Oldenburg, Oldenburgisches Staatstheater, FLIGHT – Opus von Jonathan Dove, IOCO Kritik, 07.10.2023
FLIGHT – Opus von Jonathan Dove
– Freud und Leid an einem Flughafen-Terminal –
von Thomas Honickel
Das Fazit gleich vorweg: In Oldenburg lässt sich ein Opernabend erleben, der konkurrenzlos alles bietet, was man sich von einem inspirierenden, optisch und akustisch ansprechenden und impulsgebenden Besuch an einem Staatstheater erwünscht: große Emotionen, große Stimmen, großer technischer und inszenatorischer Aufwand!
Wir besuchten die zweite Vorstellung nach der Premiere, bei der außergewöhnlich viel junges Publikum gesichtet wurde. Dem anfänglichen Geschmunzel im Auditorium folgten später laute Lachsalven und rege Anteilnahme, später auch größte, konzentrierte Stille Am Ende langanhaltender Applaus und überschwängliche Zustimmung, zurecht!
Zum Hintergrund: In Zeiten von Grenzkontrollen zur Verhinderung von illegaler Einwanderung, Fragen zur Sicherung der EU-Außengrenzen, Klagen von Städten und Gemeinden zur Flüchtlingsunterbringung und allgemein sinkender Zustimmung zur Aufnahme Geflüchteter kommt Jonathan Doves Klassiker „Flight“ zur rechten Zeit. Geplant war es in Oldenburg im März 2020: die Kulissen standen, die Kostüme waren erstellt, szenische Proben zum Abschluss gekommen, das Orchester probte bereits. Da fielen alle Vorhänge weltweit, weil ein Virus aus Osten alles kulturelle Treiben, und nicht nur dieses, zum Erliegen brachte.

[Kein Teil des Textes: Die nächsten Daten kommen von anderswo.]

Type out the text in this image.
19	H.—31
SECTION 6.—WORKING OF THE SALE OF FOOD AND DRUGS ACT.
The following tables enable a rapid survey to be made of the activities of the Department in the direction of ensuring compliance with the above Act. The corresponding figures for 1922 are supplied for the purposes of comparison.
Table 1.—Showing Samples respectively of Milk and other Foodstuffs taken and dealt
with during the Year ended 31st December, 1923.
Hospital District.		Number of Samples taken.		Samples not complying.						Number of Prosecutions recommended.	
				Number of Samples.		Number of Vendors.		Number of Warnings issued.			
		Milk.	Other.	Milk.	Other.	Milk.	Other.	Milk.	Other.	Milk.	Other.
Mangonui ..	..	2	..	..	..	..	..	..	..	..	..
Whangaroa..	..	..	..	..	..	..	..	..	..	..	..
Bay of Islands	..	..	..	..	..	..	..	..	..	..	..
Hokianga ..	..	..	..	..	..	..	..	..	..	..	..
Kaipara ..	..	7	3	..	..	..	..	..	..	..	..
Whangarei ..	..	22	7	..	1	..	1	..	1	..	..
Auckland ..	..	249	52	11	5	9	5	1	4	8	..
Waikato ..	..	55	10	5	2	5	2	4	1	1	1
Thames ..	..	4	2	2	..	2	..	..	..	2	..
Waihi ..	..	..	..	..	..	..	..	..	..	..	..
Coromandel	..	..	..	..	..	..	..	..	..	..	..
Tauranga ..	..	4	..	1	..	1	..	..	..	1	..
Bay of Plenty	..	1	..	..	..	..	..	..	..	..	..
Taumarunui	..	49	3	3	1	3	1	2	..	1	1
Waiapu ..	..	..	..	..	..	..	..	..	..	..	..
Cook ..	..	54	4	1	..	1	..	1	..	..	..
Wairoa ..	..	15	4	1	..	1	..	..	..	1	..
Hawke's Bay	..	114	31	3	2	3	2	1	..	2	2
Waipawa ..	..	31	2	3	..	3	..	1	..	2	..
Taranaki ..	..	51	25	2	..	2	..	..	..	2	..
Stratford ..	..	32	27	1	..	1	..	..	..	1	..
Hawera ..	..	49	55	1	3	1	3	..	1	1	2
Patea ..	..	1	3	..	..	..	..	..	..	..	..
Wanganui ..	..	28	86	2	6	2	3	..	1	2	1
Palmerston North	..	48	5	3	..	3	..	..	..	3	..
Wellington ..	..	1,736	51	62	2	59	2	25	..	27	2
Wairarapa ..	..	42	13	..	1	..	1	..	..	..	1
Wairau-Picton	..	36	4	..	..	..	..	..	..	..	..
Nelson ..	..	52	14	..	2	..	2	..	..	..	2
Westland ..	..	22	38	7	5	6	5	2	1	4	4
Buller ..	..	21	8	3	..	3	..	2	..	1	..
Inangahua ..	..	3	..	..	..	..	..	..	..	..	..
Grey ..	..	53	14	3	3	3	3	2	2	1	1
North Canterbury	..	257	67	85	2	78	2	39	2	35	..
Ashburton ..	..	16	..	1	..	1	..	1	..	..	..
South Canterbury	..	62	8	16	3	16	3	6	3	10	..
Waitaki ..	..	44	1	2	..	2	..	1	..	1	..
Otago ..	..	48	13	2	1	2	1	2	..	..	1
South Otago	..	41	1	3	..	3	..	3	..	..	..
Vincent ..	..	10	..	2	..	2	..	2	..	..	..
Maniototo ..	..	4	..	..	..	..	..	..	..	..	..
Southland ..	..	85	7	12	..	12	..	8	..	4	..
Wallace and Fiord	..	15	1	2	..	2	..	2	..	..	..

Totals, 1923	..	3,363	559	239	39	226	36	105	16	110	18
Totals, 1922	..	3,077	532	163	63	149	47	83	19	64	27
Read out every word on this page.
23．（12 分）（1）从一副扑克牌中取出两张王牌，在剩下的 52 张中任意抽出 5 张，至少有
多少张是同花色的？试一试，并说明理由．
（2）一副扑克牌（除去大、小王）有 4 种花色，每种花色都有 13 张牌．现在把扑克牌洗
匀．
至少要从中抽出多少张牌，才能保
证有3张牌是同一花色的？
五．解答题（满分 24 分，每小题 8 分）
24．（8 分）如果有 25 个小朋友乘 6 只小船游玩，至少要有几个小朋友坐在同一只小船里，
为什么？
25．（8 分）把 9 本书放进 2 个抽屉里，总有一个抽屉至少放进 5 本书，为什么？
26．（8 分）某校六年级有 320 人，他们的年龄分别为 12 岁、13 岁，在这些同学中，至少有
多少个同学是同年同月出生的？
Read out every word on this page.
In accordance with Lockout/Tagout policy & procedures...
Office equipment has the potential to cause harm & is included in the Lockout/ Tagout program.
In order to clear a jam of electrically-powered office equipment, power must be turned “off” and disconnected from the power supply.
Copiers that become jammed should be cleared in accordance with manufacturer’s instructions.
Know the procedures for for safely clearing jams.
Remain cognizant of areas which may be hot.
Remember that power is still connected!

Interessant in diesem Zusammenhang übrigens, dass Dove während der Coronazeit keineswegs passiv blieb. Er ist ein äußerst wandlungsfähiger Künstler, der die Zwänge der Pandemie zu nutzen wusste. Im Juni 2020 erklang seine „Slim-Version“ von Wagners „Rheingold“ mit knapp 22 (sic!) Musikern unter Donald Runnicles von der Deutschen Oper Berlin auf dem dortigen, akustisch optimalen, obersten Parkdeck. Der Pandemie zum Trotz!
Drei lange Jahre später hat die Resilienz des Hauses im Nordwesten offensichtlich ausgereicht, um das Werk nun zeitversetzt zu präsentieren. Ein Werk, das auch 25 Jahre nach seiner enorm erfolgreichen Uraufführung beim Glyndeborne-Festival nichts von seiner Aktualität, seiner dramaturgischen Wucht und seiner mitreißenden Klanglichkeit eingebüßt hat; im Gegenteil!